The Mirror  
Mirror Theatre

 

God vs. monkey

Inherit the Wind recreates the courtroom
showdown of the century with a slew of
great Montreal actors


EVOLUTION ON TRIAL:
Sean McCann as Henry Drummond


by NEIL BOYCE

Was it seven days or several billion years?

Jerome Lawrence and Robert E. Lee’s 1955 play Inherit the Wind freely adapts the true case of Tennessee vs. John Thomas Scopes—the 1925 “Scopes Monkey Trial.” In the small southern town of Hillsboro (“a buckle on the Bible belt”), a schoolteacher tells his pupils about Darwin’s theory of evolution and is promptly arrested.

Greg Kramer directs a packed stage at the Segal season opener, managing the play and its cast of 20 (plus assorted kids) like a shark in the ocean: he keeps it moving for its own survival.

The busy show, filled with great Montreal actors, is thick with June bug-buzzing atmosphere. Characters flood the stage from all corners, pushing baby prams, hawking hot dogs and shouting “amen!” and “hallelujah!”—a musical-theatre hybrid of hymns and gospel exaltations that erupt without warning.

David Francis (seen recently in Teesri Duniya’s Truth and Treason) is chilling as the Bible-thumping creationist “Colonel” Matthew Harrison Brady, brought in to buttress the case for God’s place in the school. Unrepentant, jailed teacher Bertram Cates (Karl Graboshas) insists, “Man wasn’t just put here ...like a geranium in a flowerpot.”

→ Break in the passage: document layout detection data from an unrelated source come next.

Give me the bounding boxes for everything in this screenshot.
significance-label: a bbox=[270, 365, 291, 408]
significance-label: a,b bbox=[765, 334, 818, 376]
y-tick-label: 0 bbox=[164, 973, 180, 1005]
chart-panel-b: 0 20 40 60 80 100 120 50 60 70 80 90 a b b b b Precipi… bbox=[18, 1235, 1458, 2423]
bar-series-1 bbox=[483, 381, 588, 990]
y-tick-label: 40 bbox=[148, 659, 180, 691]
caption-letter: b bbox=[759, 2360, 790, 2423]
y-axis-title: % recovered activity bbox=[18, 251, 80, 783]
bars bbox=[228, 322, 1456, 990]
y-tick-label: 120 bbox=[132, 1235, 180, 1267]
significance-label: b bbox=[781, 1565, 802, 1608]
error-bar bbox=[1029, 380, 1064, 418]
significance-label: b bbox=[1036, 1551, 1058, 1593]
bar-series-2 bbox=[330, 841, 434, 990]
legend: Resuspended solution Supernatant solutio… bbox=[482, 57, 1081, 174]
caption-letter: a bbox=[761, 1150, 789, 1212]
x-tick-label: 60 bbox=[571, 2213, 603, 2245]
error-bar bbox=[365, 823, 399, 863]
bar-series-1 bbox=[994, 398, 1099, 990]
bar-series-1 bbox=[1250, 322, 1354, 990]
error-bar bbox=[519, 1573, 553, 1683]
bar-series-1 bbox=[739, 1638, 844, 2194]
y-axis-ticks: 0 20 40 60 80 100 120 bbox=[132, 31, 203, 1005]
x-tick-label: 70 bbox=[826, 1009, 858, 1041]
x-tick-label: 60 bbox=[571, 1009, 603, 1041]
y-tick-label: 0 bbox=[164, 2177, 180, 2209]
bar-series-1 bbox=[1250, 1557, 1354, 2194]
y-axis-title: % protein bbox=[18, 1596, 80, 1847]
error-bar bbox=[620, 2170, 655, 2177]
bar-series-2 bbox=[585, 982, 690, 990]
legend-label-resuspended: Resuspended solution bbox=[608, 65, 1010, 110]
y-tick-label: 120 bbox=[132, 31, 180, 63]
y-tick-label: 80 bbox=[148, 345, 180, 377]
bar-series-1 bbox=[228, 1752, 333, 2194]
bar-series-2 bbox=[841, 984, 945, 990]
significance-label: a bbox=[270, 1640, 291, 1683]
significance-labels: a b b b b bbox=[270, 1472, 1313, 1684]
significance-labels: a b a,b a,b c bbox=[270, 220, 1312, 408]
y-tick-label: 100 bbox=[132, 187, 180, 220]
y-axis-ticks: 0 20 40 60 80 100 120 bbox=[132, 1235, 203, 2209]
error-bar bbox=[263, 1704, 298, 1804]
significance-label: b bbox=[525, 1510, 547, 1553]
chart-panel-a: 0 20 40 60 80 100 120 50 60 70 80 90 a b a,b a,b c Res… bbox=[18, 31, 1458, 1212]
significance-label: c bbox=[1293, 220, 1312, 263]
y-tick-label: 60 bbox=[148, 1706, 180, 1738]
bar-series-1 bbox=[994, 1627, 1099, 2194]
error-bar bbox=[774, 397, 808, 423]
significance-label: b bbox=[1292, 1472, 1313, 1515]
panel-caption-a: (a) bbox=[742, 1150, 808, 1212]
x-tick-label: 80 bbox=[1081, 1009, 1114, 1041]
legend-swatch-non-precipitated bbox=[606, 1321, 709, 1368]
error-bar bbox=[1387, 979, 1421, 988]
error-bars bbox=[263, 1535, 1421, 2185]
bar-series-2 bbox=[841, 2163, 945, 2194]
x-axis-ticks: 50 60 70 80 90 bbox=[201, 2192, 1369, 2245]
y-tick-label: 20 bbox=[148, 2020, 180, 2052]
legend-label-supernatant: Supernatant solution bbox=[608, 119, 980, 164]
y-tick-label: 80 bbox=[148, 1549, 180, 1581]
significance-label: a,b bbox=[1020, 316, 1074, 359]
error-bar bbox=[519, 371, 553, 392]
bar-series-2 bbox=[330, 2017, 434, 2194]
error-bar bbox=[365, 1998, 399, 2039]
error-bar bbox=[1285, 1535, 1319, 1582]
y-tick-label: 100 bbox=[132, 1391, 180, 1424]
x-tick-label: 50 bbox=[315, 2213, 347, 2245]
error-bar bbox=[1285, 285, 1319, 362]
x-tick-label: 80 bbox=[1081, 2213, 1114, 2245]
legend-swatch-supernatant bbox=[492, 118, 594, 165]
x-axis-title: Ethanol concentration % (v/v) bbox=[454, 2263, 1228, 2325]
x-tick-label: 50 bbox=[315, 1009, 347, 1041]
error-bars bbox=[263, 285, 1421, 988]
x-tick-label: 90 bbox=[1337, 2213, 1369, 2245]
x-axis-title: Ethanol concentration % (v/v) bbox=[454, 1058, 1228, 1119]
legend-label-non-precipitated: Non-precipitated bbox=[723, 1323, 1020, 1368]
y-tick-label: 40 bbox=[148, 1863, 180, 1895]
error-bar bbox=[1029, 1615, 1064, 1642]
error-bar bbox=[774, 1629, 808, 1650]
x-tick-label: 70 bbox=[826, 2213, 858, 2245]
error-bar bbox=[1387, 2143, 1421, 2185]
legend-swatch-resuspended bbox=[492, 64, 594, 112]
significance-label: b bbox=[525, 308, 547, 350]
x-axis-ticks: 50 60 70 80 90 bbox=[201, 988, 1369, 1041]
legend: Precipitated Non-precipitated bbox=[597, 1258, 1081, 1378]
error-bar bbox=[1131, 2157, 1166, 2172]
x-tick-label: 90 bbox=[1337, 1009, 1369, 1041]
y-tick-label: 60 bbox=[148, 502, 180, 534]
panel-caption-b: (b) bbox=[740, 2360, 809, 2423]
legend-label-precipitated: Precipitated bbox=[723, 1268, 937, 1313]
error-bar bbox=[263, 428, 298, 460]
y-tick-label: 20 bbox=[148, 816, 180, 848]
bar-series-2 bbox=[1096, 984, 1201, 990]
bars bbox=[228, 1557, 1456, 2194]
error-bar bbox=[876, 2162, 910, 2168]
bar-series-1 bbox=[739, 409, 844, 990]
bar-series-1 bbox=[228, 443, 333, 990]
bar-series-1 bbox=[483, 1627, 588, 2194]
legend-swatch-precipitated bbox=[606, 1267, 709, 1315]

Wonderful Canadian stage and screen actor Sean McCann plays defence councillor Henry Drummond with maximum crustiness. He’s the smart Yankee agnostic whose arrival only intensifies North-South antipathies, worsened by Marcel Jeannin in the role of muckraking journalist E.K. Hornbeck, while Cates’s friend Rachel Brown (Tamara Brown), daughter of the town preacher, only wants it all to blow over.

Kramer places the main theme—a plea for tolerance in all ways and beliefs—into sharper relief by casting Cates and Brown as a secretive biracial couple, and in having an African-American Reverend (Tyrone Benskin) preach to a largely white congregation.

The sharp-edged production has many fine moments: the Reverend Jeremiah Brown (Benskin is magnificent) condemns Cates, whipping his congregation into a righteous fury—the kind vigilante mobs are made of—before turning on his own daughter.

The playwrights saw the pull between change and stability as an eternal concept. In the ’20s, it was Darwinism. In the ’50s, McCarthyism. And in the ’00s? As Drummond remarks, controversy over new ideas is like a child waiting to be born: “You think this sort of thing is over?” he says. “It’s going to happen again and again.”

Goings on elsewhere

A busy late October continues into November with a flurry of plays either still running or opening soon.

Continuing to Oct. 31 are Fallen Angel’s The Pillowman at Théâtre Ste-Catherine, Paul Van Dyck’s spook fest Haunted at St. James United Church and Cloud Nine, at John Abbott College Casgrain Theatre in Ste-Anne-de-Bellevue. Duplicity Girls is on at the Freestanding Room (4324 St-Laurent) until Nov. 1.

Productions all over downtown kick off this week with Persephone’s Be My Baby opening today (Oct. 29) for a two-week run at Monument National; Death & the Maiden at Centaur (Nov. 3), and Black Theatre Workshop’s Swan Song of Maria (at MAI, Nov. 3). From Nov. 5, you can see Altera Vitae’s Bent (at Espace 4001) and the collected plays in George F. Walker’s Suburban Motel series mounted by Tableau d’Hote at MainLine.